TERAMO. Referenti a tempo e bando per coordinatore psico-pedagico sbagliato: Cgil e Cisl tornano sul tema degli asili nido, dopo lo stato di agitazione proclamato alcune settimane fa ed ora...
TERAMO. Referenti a tempo e bando per coordinatore psico-pedagico sbagliato: Cgil e Cisl tornano sul tema degli asili nido, dopo lo stato di agitazione proclamato alcune settimane fa ed ora interrotto, attaccando duramente il Comune reo di portare avanti una linea di «indifferenza nonostante gli impegni presi in prefettura», scrivono i sindacati in una nota. «Pochi giorni fa, proprio il giorno dopo l’incontro in prefettura per discutere della procedura di raffreddamento per la proclamazione di stato di agitazione, è arrivato l’ennesimo atto del Comune di Teramo che prova a rovinare un servizio di eccellenza: le referenti degli asili a turno. Proprio così: fino ad oggi c’erano delle referenti all’interno degli asili che con grande spirito di servizio facevano da congiunzione tra l’asilo e il Comune e avevano un ruolo di raccordo con i genitori.
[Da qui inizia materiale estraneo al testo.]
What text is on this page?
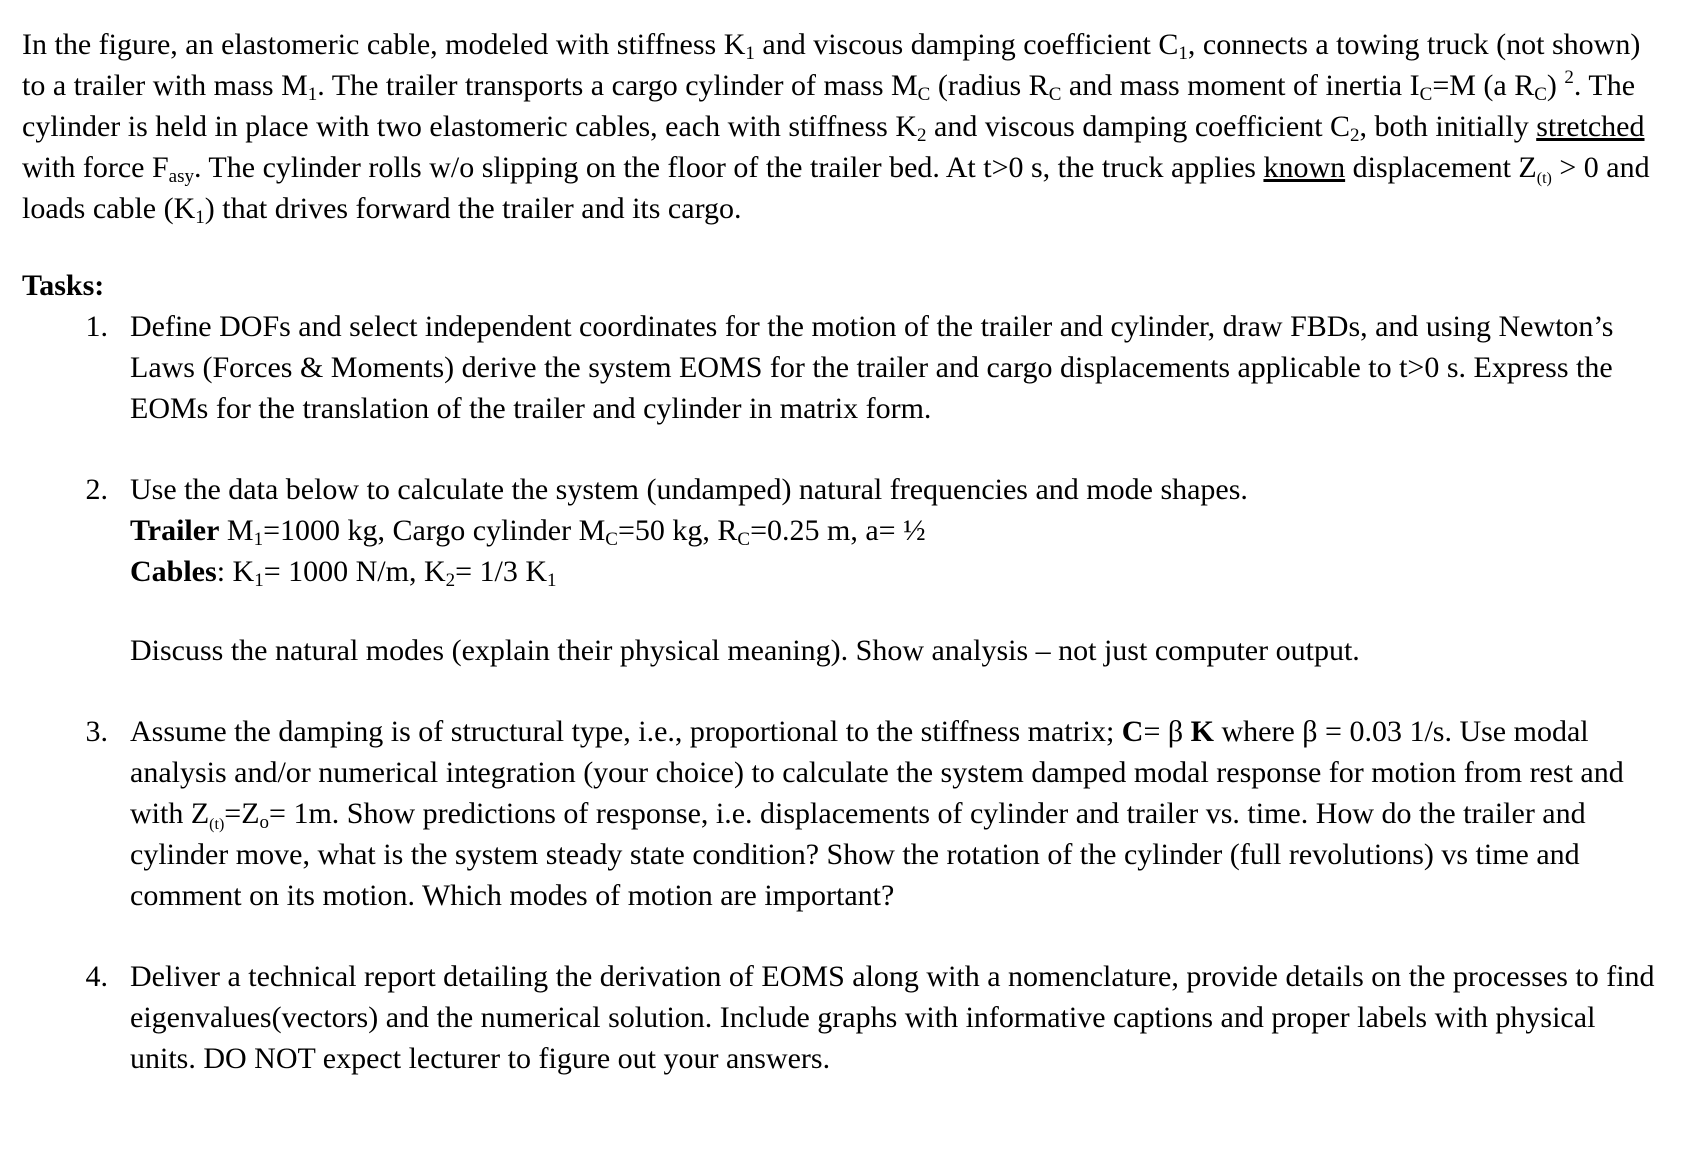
In the figure, an elastomeric cable, modeled with stiffness $K_1$ and viscous damping coefficient $C_1$, connects a towing truck (not shown) to a trailer with mass $M_1$. The trailer transports a cargo cylinder of mass $M_C$ (radius $R_C$ and mass moment of inertia $I_C=M$ (a $R_C$) $^2$. The cylinder is held in place with two elastomeric cables, each with stiffness $K_2$ and viscous damping coefficient $C_2$, both initially stretched with force $F_{asy}$. The cylinder rolls w/o slipping on the floor of the trailer bed. At t>0 s, the truck applies known displacement $Z_{(t)} > 0$ and loads cable $(K_1)$ that drives forward the trailer and its cargo.

Tasks:
1. Define DOFs and select independent coordinates for the motion of the trailer and cylinder, draw FBDs, and using Newton’s Laws (Forces & Moments) derive the system EOMS for the trailer and cargo displacements applicable to t>0 s. Express the EOMs for the translation of the trailer and cylinder in matrix form.
2. Use the data below to calculate the system (undamped) natural frequencies and mode shapes.
Trailer $M_1=1000$ kg, Cargo cylinder $M_C=50$ kg, $R_C=0.25$ m, a= ½
Cables: $K_1= 1000$ N/m, $K_2= 1/3$ $K_1$
Discuss the natural modes (explain their physical meaning). Show analysis – not just computer output.
3. Assume the damping is of structural type, i.e., proportional to the stiffness matrix; C= β K where β = 0.03 1/s. Use modal analysis and/or numerical integration (your choice) to calculate the system damped modal response for motion from rest and with $Z_{(t)}=Z_o= 1m$. Show predictions of response, i.e. displacements of cylinder and trailer vs. time. How do the trailer and cylinder move, what is the system steady state condition? Show the rotation of the cylinder (full revolutions) vs time and comment on its motion. Which modes of motion are important?
4. Deliver a technical report detailing the derivation of EOMS along with a nomenclature, provide details on the processes to find eigenvalues(vectors) and the numerical solution. Include graphs with informative captions and proper labels with physical units. DO NOT expect lecturer to figure out your answers.
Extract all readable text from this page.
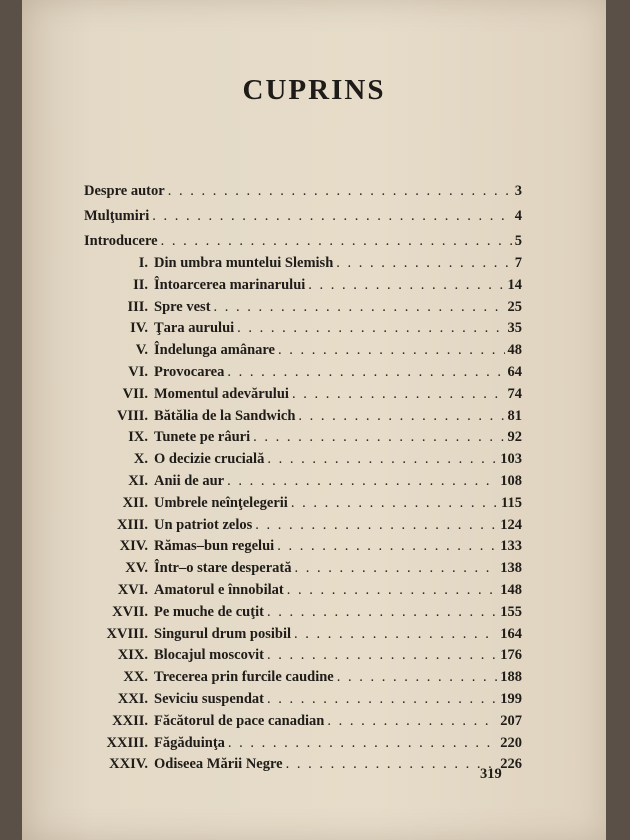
CUPRINS
Despre autor . . .	3
Mulţumiri . . .	4
Introducere . . .	5
I. Din umbra muntelui Slemish . . .	7
II. Întoarcerea marinarului . . .	14
III. Spre vest . . .	25
IV. Ţara aurului . . .	35
V. Îndelunga amânare . . .	48
VI. Provocarea . . .	64
VII. Momentul adevărului . . .	74
VIII. Bătălia de la Sandwich . . .	81
IX. Tunete pe râuri . . .	92
X. O decizie crucială . . .	103
XI. Anii de aur . . .	108
XII. Umbrele neînţelegerii . . .	115
XIII. Un patriot zelos . . .	124
XIV. Rămas–bun regelui . . .	133
XV. Într–o stare desperată . . .	138
XVI. Amatorul e înnobilat . . .	148
XVII. Pe muche de cuţit . . .	155
XVIII. Singurul drum posibil . . .	164
XIX. Blocajul moscovit . . .	176
XX. Trecerea prin furcile caudine . . .	188
XXI. Seviciu suspendat . . .	199
XXII. Făcătorul de pace canadian . . .	207
XXIII. Făgăduinţa . . .	220
XXIV. Odiseea Mării Negre . . .	226
319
Avevamo chiesto all'amministrazione di nominare con un atto ufficiale le referenti. E invece il Comune si inventa le referenti a turno», spiegano i segretari di Fp Cgil e Cisl Fp, Mauro Pettinaro e Marco De Febis, critici sulle modalità di nomina delle referenti ma non solo su questo. Nel mirino anche il tanto atteso bando per il ruolo di coordinatore psico-pedagogico, indetto a dicembre: «Finalmente una bella notizia, ma il bando è sbagliato. Per il Comune di Teramo basta la laurea triennale per accedere al concorso, per la normativa di riferimento regionale, citata dallo stesso regolamento del Comune, serve la specialistica. Nonostante abbiamo fatto notare l'errore al Comune con una lettera, il bando non è stato cambiato e nessuno si è degnato di risponderci. Siamo delusi e amareggiati perché basti vedere l’elenco delle nostre richieste in prefettura per capire che non sono un mero capriccio, ma più semplicemente vogliono cercare di migliorare e di far tornare un servizio all’eccellenza». Cgil e Cisl chiedono all'amministrazione «di fermarsi e di smetterla con questo atteggiamento arrogante».(v.m.)